Forum Name: Urology Topics
Question: Varicocele Embolization
|Madbakel - Sun Dec 06, 2009 6:39 pm||
I'm 22 years old and I just had a varicocele embolization done for my left testicle four days ago. I had previously underwent varicocele surgery a couple of months before, but the surgeon was not able to ligate all of the varicose veins in my testicle. Therefore, I also had a follow-up embolization done. On the day of the procedure, I had rested extremely well and was feeling completely fine. A couple days after, I had stupidly decided that I was fit enough to play soccer, since I was confident that I would be fine. However, for a couple of days now I have been experiencing sharp lower abdominal pains on my left side, and this occurs whenever I put stress on my abdomen (e.g. bowel movement) or on my groin ( raising my knee or flexing my abs.
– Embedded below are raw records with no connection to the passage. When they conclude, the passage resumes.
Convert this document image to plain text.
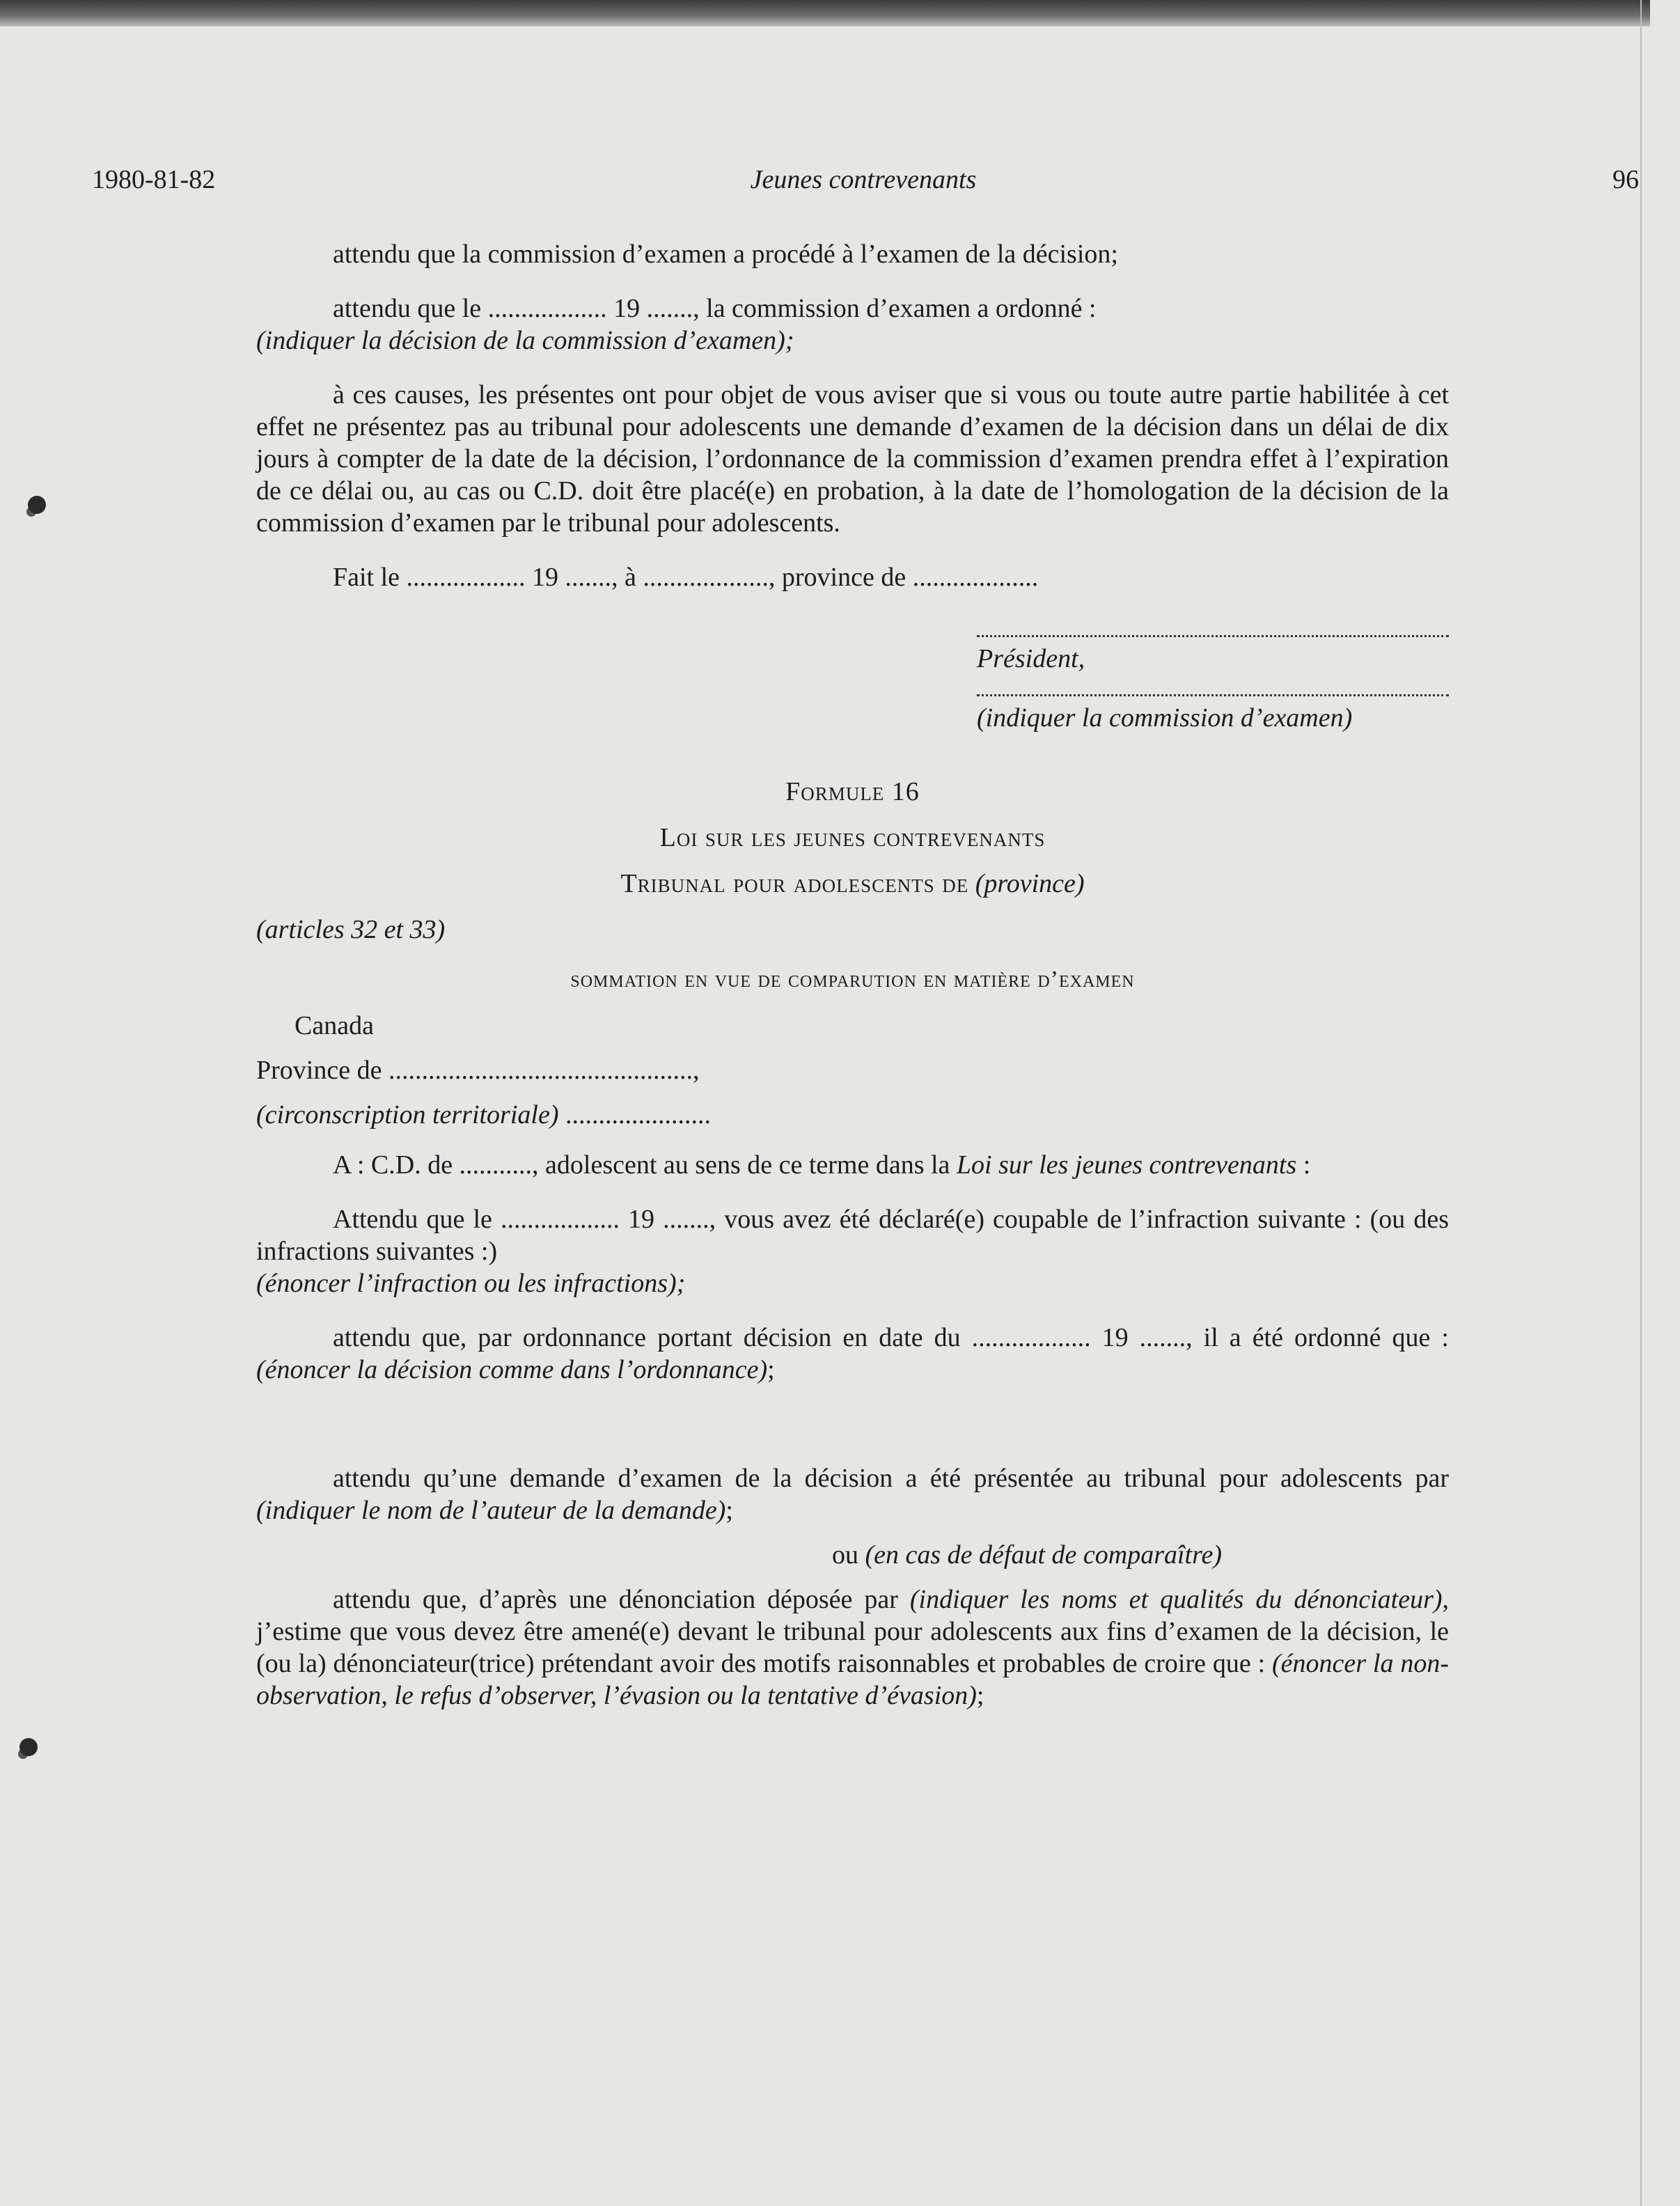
1980-81-82	Jeunes contrevenants	96

attendu que la commission d’examen a procédé à l’examen de la décision;

attendu que le .................. 19 ......., la commission d’examen a ordonné :

(indiquer la décision de la commission d’examen);

à ces causes, les présentes ont pour objet de vous aviser que si vous ou toute autre partie habilitée à cet effet ne présentez pas au tribunal pour adolescents une demande d’examen de la décision dans un délai de dix jours à compter de la date de la décision, l’ordonnance de la commission d’examen prendra effet à l’expiration de ce délai ou, au cas ou C.D. doit être placé(e) en probation, à la date de l’homologation de la décision de la commission d’examen par le tribunal pour adolescents.

Fait le .................. 19 ......., à ..................., province de ...................

Président,
(indiquer la commission d’examen)

Formule 16

Loi sur les jeunes contrevenants

Tribunal pour adolescents de (province)

(articles 32 et 33)

sommation en vue de comparution en matière d’examen

Canada

Province de ..............................................,

(circonscription territoriale) ......................

A : C.D. de ..........., adolescent au sens de ce terme dans la Loi sur les jeunes contrevenants :

Attendu que le .................. 19 ......., vous avez été déclaré(e) coupable de l’infraction suivante : (ou des infractions suivantes :)

(énoncer l’infraction ou les infractions);

attendu que, par ordonnance portant décision en date du .................. 19 ......., il a été ordonné que : (énoncer la décision comme dans l’ordonnance);

attendu qu’une demande d’examen de la décision a été présentée au tribunal pour adolescents par (indiquer le nom de l’auteur de la demande);

ou (en cas de défaut de comparaître)

attendu que, d’après une dénonciation déposée par (indiquer les noms et qualités du dénonciateur), j’estime que vous devez être amené(e) devant le tribunal pour adolescents aux fins d’examen de la décision, le (ou la) dénonciateur(trice) prétendant avoir des motifs raisonnables et probables de croire que : (énoncer la non-observation, le refus d’observer, l’évasion ou la tentative d’évasion);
The pain is extremely irritating, and it hasn't been getting better at all. I have not experienced any testicular pain, only pain in the groin/lower abdomen area, and I am worried that I have caused internal damage due to physical activity. My walking is normal and there's no pain if I engage in sexual activity/masturbation either. Is this pain normal after embolization, or is this a cause of engaging in physical activity (soccer) and what should I do to get rid of this pain? I'm really concerned and would appreciate a response as soon as anybody is available.
Thank you very much,
|Dr.M.Aroon kamath - Tue Dec 15, 2009 9:09 am||
Percutaneous embolization of varicocele needs selective catheterization of the internal spermatic vein(s) followed by their occlusion with either a sclerosant or solid embolic devices.
Although many agents/devices have been described for this purpose, current techniques use predominantly coils (stainless steel or platinum) as the solid embolic agents, sodium tetradecyl sulfate as the sclerosant or a combination of these two.
You have not mentioned what kind of access was employed for the embolization(jugular or the femoral route).Also not mentioned are details such as what kind of material was used for embolizing.
Without these details, it is difficult to answer your query.
However,i can venture to say that complications of percutaneous therapy are infrequent and typically mild.Thrombophlebitis of the pampiniform plexus has been reported in some cases.